• 79
    digitürk iptalinden sonra aklıma gelen eylem. şöyle bir geriye doğru baktığımda 2000’lerin başından başlamak üzere 13-14 yıl aralıksız yaptığım ve şimdi düşündüğümde inanılmaz zevk aldığım eylem. hele dönüşümlü maç yayınlarında diğer maçlarda gol olduğunda anlatılan maçın yarıda bırakılıp merkezin falanca maçındayız demesi yok mu üstelik galatasaray maçıysa adrenalin tavan yapardı bende. radyo yayını oldumu birde trt radyo 1’de orhan ayhan’ın sesiyle bir başka güzeldi.
  • 80
    2005-2006 sezonunun 33. ve 34. haftalarında yaparak inanılmaz keyiflendiğim ve bir o kadar da stres yaşadığım eylem. 33. haftada fenerbahçe erciyes karşısında 4 gollü net bir galibiyete doğru giderken biz ise inönü'de tümer'in golüyle yenik duruma düşmüş ve kısa süre içerisinde hasan kabze ile beraberlik golünü bulmuştuk.* maçın böyle biteceğini düşünüp gözlerim dolarken show radyo spikerinin ikinci defa gol diye haykırması ile leğenden çıplak bir şekilde fırlamıştım. malum küçüktük ve annem üşümeyeyim diye sobayı yakıp içeride yıkamıştı beni. (u: :(((((()

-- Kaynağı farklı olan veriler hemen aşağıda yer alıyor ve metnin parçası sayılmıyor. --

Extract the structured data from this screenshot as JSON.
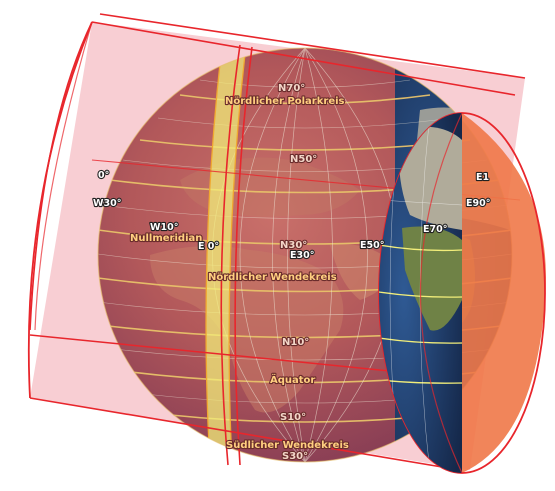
{
  "map": {
    "projection_surface": "cylinder",
    "colors": {
      "cylinder_fill": "#f2a6ae",
      "cylinder_edge": "#e8262c",
      "cylinder_cap": "#f07848",
      "graticule": "#e8c26a",
      "highlight_band": "#f2ee7a",
      "ocean": "#1f3d6e"
    },
    "latitude_labels": {
      "n70": "N70°",
      "n50": "N50°",
      "n30": "N30°",
      "n10": "N10°",
      "s10": "S10°",
      "s30": "S30°"
    },
    "longitude_labels": {
      "w30": "W30°",
      "w10": "W10°",
      "e0": "E 0°",
      "e30": "E30°",
      "e50": "E50°",
      "e70": "E70°",
      "e90": "E90°",
      "e110": "E1",
      "w50_partial": "0°"
    },
    "named_lines": {
      "arctic_circle": "Nördlicher Polarkreis",
      "prime_meridian": "Nullmeridian",
      "tropic_cancer": "Nördlicher Wendekreis",
      "equator": "Äquator",
      "tropic_capricorn": "Südlicher Wendekreis"
    }
  }
}
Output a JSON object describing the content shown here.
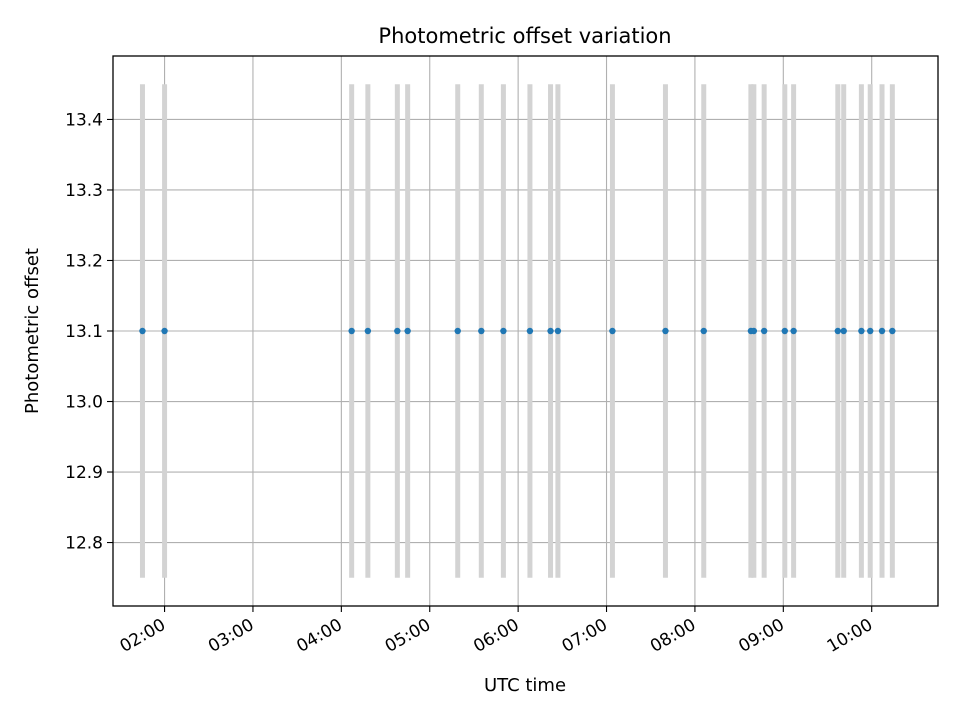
{
  "chart_data": {
    "type": "scatter",
    "title": "Photometric offset variation",
    "xlabel": "UTC time",
    "ylabel": "Photometric offset",
    "x_tick_labels": [
      "02:00",
      "03:00",
      "04:00",
      "05:00",
      "06:00",
      "07:00",
      "08:00",
      "09:00",
      "10:00"
    ],
    "y_tick_labels": [
      "12.8",
      "12.9",
      "13.0",
      "13.1",
      "13.2",
      "13.3",
      "13.4"
    ],
    "y_ticks": [
      12.8,
      12.9,
      13.0,
      13.1,
      13.2,
      13.3,
      13.4
    ],
    "xlim": [
      "01:25",
      "10:45"
    ],
    "ylim": [
      12.71,
      13.49
    ],
    "grid": true,
    "colors": {
      "point": "#1f77b4",
      "errorbar": "#d3d3d3",
      "grid": "#b0b0b0"
    },
    "series": [
      {
        "x": [
          "01:45",
          "02:00",
          "04:07",
          "04:18",
          "04:38",
          "04:45",
          "05:19",
          "05:35",
          "05:50",
          "06:08",
          "06:22",
          "06:27",
          "07:04",
          "07:40",
          "08:06",
          "08:38",
          "08:40",
          "08:47",
          "09:01",
          "09:07",
          "09:37",
          "09:41",
          "09:53",
          "09:59",
          "10:07",
          "10:14"
        ],
        "y": [
          13.1,
          13.1,
          13.1,
          13.1,
          13.1,
          13.1,
          13.1,
          13.1,
          13.1,
          13.1,
          13.1,
          13.1,
          13.1,
          13.1,
          13.1,
          13.1,
          13.1,
          13.1,
          13.1,
          13.1,
          13.1,
          13.1,
          13.1,
          13.1,
          13.1,
          13.1
        ],
        "yerr": [
          0.35,
          0.35,
          0.35,
          0.35,
          0.35,
          0.35,
          0.35,
          0.35,
          0.35,
          0.35,
          0.35,
          0.35,
          0.35,
          0.35,
          0.35,
          0.35,
          0.35,
          0.35,
          0.35,
          0.35,
          0.35,
          0.35,
          0.35,
          0.35,
          0.35,
          0.35
        ]
      }
    ]
  }
}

    34. hafta ise bundan da beterdi. o yıllarda galatasaray maçlarında stresten altıma kaçırma geleneğim bu hafta da devam ediyor, biz rahat bir şekilde kazanırken denizli'den gelecek olası fenerbahçe golünün korkusuyla idrar kesesinden birazcık fire veriyordum.* bildiğim tüm duaları ettiğim sırada * spiker denizli'den gol haberi olduğunu söyledi ve denizli'ye bağlandı. istanbul'dan denizli'ye bağlanılan bu kısa süre içerisinde fenerbahçe'nin gol attığını düşünerek göz yaşlarımın gözlerimden akmasına engel olamıyordum ki, spikerin "mustafa keçeliiiiiii" diye bağırmasını duyana kadar. o neydi lan? fenerbahçe'nin böyle futbolcusu yoktu ki? bu golu denizlispor atmıştı. o an ağlama modunu bırakarak babamın kucağına atlamış hunharca golün sevincini yaşıyordum. 16 dakika uzayacağından habersiz bir şekilde şampiyonluk kutlamalarına bağlamıştım bile. oysa gerçek şuydu ki, şampiyonluk kutlaması için 16 dakika daha bekleyecek ve ömrümüzden bir beş yıl daha verecektik.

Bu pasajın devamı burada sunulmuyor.